After our driving lessons in the park, when the sun was low in the sky, we would go to Emirgân for coffee and soda on the edge of the Bosphorus, or to a coffeehouse in Rumelihisarı for tea from a samovar, and these pleasures never failed to neutralize the aggravations of the lessons. But let no reader infer from this that we carried on like giddy lovers.

“We’re making better progress at these lessons than we did with mathematics!” I said once.

“We shall see,” Füsun replied cautiously.

Sometimes we would sit at the table and drink our teas in silence, like some long-married couple who had run out of things to say to each other; as we admired the Russian tankers passing by, or the City Line ferries on their way to Heybeliada, or (as happened once) the Sam-sun heading out on its tour of the Black Sea ports, we seemed lost in misery, in dreams of other lives and other worlds.

Füsun didn’t pass her second test either. This time they set her the very difficult task of maneuvering into an imaginary parking space while driving up a hill in reverse. When she made the Chevrolet tremble and judder again, they ordered her out of the car in the same humiliating way.

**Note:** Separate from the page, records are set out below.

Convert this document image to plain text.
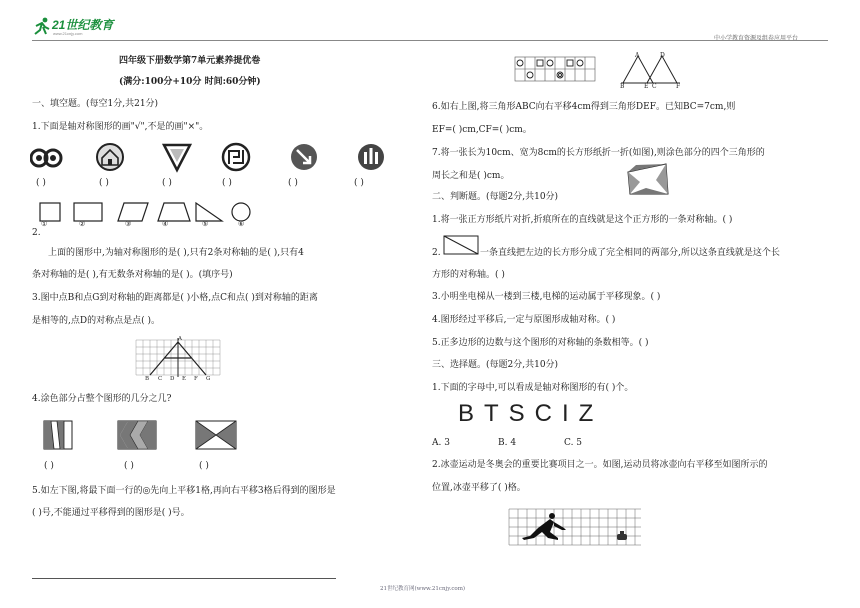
21世纪教育
www.21cnjy.com
中小学教育资源及组卷应用平台
四年级下册数学第7单元素养提优卷
(满分:100分+10分 时间:60分钟)
一、填空题。(每空1分,共21分)
1.下面是轴对称图形的画"√",不是的画"×"。
( )	( )	( )	( )	( )	( )
2.
①	②	③	④	⑤	⑥
上面的图形中,为轴对称图形的是( ),只有2条对称轴的是( ),只有4
条对称轴的是( ),有无数条对称轴的是( )。(填序号)
3.图中点B和点G到对称轴的距离都是( )小格,点C和点( )到对称轴的距离
是相等的,点D的对称点是点( )。
A
B C D E F G
4.涂色部分占整个图形的几分之几?
( )	( )	( )
5.如左下图,将最下面一行的◎先向上平移1格,再向右平移3格后得到的图形是
( )号,不能通过平移得到的图形是( )号。
A	D
B	E C	F
6.如右上图,将三角形ABC向右平移4cm得到三角形DEF。已知BC=7cm,则
EF=( )cm,CF=( )cm。
7.将一张长为10cm、宽为8cm的长方形纸折一折(如图),则涂色部分的四个三角形的
周长之和是( )cm。
二、判断题。(每题2分,共10分)
1.将一张正方形纸片对折,折痕所在的直线就是这个正方形的一条对称轴。( )
2.	一条直线把左边的长方形分成了完全相同的两部分,所以这条直线就是这个长
方形的对称轴。( )
3.小明坐电梯从一楼到三楼,电梯的运动属于平移现象。( )
4.图形经过平移后,一定与原图形成轴对称。( )
5.正多边形的边数与这个图形的对称轴的条数相等。( )
三、选择题。(每题2分,共10分)
1.下面的字母中,可以看成是轴对称图形的有( )个。
BTSCIZ
A. 3	B. 4	C. 5
2.冰壶运动是冬奥会的重要比赛项目之一。如图,运动员将冰壶向右平移至如图所示的
位置,冰壶平移了( )格。
21世纪教育网(www.21cnjy.com)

I had been watching from a distance with a mixed crowd of retired policemen, applicants, letter writers, teaboys, and various gawkers; when one of them saw a bespectacled examiner once again take the wheel from Füsun, he said, “They flunked that chick,” and a couple of others laughed.

As we drove back toward the house, Füsun was too upset to speak. Without asking her first, I parked the car in Ortaköy and sat down in a little meyhane in the market, where I ordered us some rakı with ice.